Presidente do Simesp, o Sindicato dos Médicos de São Paulo, Victor Vilela Dourado afirma que o discurso para fixar o profissional em seu local de trabalho nunca saiu do papel nos dois programas.

Para ele, ambos erraram por não promoverem planos de carreira. "O atual tirou propostas atrativas do anterior, como a pontuação para residentes, sem criar outros.
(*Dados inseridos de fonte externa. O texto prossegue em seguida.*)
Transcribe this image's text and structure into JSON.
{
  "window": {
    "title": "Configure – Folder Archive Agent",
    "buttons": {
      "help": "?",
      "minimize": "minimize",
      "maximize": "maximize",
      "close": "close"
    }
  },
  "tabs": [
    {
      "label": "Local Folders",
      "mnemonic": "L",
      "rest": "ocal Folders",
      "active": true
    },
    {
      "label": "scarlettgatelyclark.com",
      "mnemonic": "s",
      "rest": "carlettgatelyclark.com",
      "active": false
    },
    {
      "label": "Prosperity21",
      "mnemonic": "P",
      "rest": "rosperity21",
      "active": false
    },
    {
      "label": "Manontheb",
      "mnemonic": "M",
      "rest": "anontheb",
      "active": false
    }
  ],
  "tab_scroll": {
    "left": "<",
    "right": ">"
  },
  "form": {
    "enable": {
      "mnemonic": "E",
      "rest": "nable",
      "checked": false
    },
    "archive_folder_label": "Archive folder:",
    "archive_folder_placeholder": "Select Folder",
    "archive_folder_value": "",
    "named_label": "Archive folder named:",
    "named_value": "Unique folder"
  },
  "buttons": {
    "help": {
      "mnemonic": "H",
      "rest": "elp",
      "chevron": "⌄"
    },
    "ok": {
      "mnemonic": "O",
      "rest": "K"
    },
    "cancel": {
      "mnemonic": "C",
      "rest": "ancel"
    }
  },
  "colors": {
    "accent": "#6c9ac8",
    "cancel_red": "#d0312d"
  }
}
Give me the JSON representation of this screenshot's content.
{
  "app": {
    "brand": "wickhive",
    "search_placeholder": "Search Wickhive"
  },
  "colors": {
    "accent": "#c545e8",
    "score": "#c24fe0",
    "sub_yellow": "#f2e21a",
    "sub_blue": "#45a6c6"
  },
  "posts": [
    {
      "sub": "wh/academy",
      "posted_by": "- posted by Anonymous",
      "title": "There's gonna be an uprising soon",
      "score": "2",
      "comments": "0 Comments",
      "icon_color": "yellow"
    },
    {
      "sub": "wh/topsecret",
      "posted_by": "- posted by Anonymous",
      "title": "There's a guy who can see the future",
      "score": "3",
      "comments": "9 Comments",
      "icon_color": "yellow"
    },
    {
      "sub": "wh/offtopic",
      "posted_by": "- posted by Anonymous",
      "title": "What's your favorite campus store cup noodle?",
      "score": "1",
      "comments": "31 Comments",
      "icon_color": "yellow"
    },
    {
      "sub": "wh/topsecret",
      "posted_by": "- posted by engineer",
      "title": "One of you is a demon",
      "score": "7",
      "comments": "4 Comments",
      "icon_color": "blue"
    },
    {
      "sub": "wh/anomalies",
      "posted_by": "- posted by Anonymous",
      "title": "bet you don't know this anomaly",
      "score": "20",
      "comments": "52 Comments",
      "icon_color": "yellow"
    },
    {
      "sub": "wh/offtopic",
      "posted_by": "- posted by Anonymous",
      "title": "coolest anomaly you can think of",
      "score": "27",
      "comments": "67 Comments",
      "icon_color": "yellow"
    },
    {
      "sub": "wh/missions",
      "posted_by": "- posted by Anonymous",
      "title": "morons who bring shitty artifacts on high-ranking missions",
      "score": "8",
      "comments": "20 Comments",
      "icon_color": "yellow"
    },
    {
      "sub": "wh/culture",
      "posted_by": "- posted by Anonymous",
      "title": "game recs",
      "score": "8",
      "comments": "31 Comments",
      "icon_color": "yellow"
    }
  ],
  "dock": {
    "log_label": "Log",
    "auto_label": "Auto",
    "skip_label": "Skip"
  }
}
Por isso, a rotatividade de profissionais dos dois é grande."

Resposta

Segundo o governo Bolsonaro, o programa Médicos pelo Brasil garante melhores condições de trabalho, de salários e de benefícios para os profissionais, ampliando atendimento, principalmente nas áreas mais remotas do país.

Em nota, o Ministério da Saúde diz que no total serão oferecidas 21,5 mil vagas de médicos contra 18.240 do programa anterior, para atendimento de 5.233 municípios, contra 3.815 antes.

"Os municípios menores, mais remotos e vulneráveis, que antes contavam com 163 vagas, passaram a ter com 358."

De acordo com o governo federal, atualmente, 3.300 médicos estão atuando pelo novo programa e até o fim do ano, mais 5.000 vagas devem ser preenchidas.

Para o estado de São Paulo, serão ofertadas 2.318 vagas. "Atualmente, somando os dois programas, 1.460 médicos atuam nas unidades básicas de saúde de 319 municípios do estado."

A Secretaria Estadual da Saúde diz que a CIB (Comissão Intergestores Bipartite), órgão que reúne gestores de saúde do estado e de municípios paulistas, solicitou providências ao Ministério da Saúde, desde setembro de 2021, em dois ofícios, sobre o não cumprimento da assistência integral à saúde nas unidades.

A pasta estadual afirma que com a perda de vagas de profissionais, cerca de 912 mil pessoas poderão ficar sem garantia de assistência médica no estado.